At paragraph 68, Keehan J also:
acknowledge[d] the local authority’s submission that these proceedings should now be ended, given that there are no further welfare issues to be determined and that ND can, if he so wishes, pursue a claim against the local authority under section 7 of the Human Rights Act 1998.
However, as he identified, “that submission does not recognise the reality that the very purpose of section 15(1)(c) is to give this court the power to make such declarations as those sought by the Official Solicitor, and that power is not fettered by the option of a party seeking such findings via an alternative route.”

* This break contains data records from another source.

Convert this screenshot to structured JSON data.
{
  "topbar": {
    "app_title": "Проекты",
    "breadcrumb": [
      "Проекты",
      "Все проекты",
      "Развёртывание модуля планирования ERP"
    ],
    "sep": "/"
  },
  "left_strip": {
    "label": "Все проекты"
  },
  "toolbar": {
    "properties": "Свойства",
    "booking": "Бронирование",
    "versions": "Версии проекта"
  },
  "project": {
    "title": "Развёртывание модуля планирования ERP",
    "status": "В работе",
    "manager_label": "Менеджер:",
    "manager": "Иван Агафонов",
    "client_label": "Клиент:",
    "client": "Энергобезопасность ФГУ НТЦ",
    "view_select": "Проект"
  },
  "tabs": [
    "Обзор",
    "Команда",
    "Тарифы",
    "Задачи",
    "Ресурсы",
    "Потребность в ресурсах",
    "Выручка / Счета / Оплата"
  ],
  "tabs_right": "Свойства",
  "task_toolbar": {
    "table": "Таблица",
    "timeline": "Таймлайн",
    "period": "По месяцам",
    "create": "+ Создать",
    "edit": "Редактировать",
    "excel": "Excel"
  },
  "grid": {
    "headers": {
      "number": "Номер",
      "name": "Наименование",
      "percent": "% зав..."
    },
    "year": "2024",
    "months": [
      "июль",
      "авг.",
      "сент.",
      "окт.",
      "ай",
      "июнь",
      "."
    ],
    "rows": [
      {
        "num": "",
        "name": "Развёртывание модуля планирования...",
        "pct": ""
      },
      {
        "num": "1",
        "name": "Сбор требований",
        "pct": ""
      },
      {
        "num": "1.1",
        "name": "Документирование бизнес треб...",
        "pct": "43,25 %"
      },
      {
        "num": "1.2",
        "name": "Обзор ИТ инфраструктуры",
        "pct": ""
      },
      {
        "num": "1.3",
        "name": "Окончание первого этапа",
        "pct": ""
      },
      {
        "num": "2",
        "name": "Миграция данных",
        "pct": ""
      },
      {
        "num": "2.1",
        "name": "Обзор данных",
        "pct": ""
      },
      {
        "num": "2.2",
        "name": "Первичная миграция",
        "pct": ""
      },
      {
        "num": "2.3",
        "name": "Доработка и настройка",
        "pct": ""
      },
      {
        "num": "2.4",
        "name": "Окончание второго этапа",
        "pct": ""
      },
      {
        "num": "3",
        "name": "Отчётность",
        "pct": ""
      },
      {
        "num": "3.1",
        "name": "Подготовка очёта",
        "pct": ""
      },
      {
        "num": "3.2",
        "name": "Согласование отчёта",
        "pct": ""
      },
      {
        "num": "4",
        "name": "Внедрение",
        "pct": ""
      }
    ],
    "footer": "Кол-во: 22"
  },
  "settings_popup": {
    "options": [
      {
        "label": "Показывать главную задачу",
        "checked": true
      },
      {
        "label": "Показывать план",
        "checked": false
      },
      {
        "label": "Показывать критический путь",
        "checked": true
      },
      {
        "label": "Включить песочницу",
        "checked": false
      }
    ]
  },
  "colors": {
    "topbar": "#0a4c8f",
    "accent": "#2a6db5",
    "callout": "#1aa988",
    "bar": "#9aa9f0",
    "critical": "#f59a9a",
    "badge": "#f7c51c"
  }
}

As to costs, it was perhaps not surprising that Keehan J found that there were cogent reasons which justified him in departing departing from the usual rule on costs, namely an order for no costs should be made. He had regard, in particular, to the conduct of this local authority and its failures to comply with court orders. He therefore ordered costs against the local authority in favour of the Official Solicitor and the third respondent, ND’s father.

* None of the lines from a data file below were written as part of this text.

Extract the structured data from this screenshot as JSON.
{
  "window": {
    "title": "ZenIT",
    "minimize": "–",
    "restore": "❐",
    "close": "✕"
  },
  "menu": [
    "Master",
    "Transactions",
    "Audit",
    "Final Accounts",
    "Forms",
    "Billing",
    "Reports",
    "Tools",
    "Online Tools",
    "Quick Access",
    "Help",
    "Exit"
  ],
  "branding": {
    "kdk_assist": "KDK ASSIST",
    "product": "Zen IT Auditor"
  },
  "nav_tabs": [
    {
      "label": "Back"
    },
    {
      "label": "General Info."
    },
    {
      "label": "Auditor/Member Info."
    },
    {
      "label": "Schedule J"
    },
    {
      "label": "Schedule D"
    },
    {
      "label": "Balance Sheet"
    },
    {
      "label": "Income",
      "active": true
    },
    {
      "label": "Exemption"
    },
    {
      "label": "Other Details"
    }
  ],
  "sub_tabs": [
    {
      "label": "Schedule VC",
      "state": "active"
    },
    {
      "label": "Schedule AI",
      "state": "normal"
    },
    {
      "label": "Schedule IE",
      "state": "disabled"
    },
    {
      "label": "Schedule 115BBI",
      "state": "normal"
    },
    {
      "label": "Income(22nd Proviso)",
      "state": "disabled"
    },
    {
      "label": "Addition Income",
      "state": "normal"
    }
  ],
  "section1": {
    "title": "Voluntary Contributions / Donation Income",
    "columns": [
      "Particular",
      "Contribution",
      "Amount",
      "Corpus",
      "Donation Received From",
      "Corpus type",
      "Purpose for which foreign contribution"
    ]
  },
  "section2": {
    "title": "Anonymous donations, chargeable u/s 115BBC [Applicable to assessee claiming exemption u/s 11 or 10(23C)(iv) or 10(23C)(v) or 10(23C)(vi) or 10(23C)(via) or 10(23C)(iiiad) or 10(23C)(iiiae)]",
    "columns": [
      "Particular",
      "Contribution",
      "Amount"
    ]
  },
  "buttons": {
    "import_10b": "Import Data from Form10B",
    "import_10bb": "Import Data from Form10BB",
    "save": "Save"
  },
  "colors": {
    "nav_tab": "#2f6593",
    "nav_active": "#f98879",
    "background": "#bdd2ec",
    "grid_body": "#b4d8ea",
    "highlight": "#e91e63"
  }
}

This decision is a very helpful reminder that the fact that the court cannot require public authorities to put options on the table does not mean that it cannot require them to follow court orders.
What is, however, striking is that Keehan J made declarations which reflected (in essence) public law failures by the local authority to discharge their obligations towards ND, but justified making those declarations by (in essence) their failures to comply with court orders. It would – one anticipates – been a rather different picture had the local authority conscientiously sought to comply with court orders but produced plans with which ND (or anyone else) objected as regards the actual provision of services proposed. At that point, matters would very clearly have been back in the MN v ACCG territory of requiring those matters to be raised in the judicial review arena. However, because the local authority both substantively failed to discharge its obligations towards ND and procedurally failed to discharge its obligations towards the court, the door was open for the Official Solicitor to ask for, and Keehan J then to grant, hard-hitting declarations of unlawfulness and then, in turn, to award costs against the local authority.
 In Re W (A Child) (Adoption Order: Leave to Oppose)  EWCA Civ 1177, the then President, Sir James Munby, referred to, at paragraph 51: “the slapdash, lackadaisical and on occasions almost contumelious attitude which still far too frequently characterises the response to orders. There is simply no excuse for this. Orders, including interlocutory orders, must be obeyed and complied with to the letter and on time. Too often they are not. They are not preferences, requests or mere indications; they are orders…”
 In which Munby J had observed at paragraph 56 that “[t]he fact that a child is uncooperative and unwilling to engage, or even refuses to engage, is no reason for the local authority not to carry out its obligations under the Act and the Regulations. After all, a disturbed child’s unwillingness to engage with those who are trying to help is often merely a part of the overall problems which justified the local authority’s statutory intervention in the first place. The local authority must do its best.”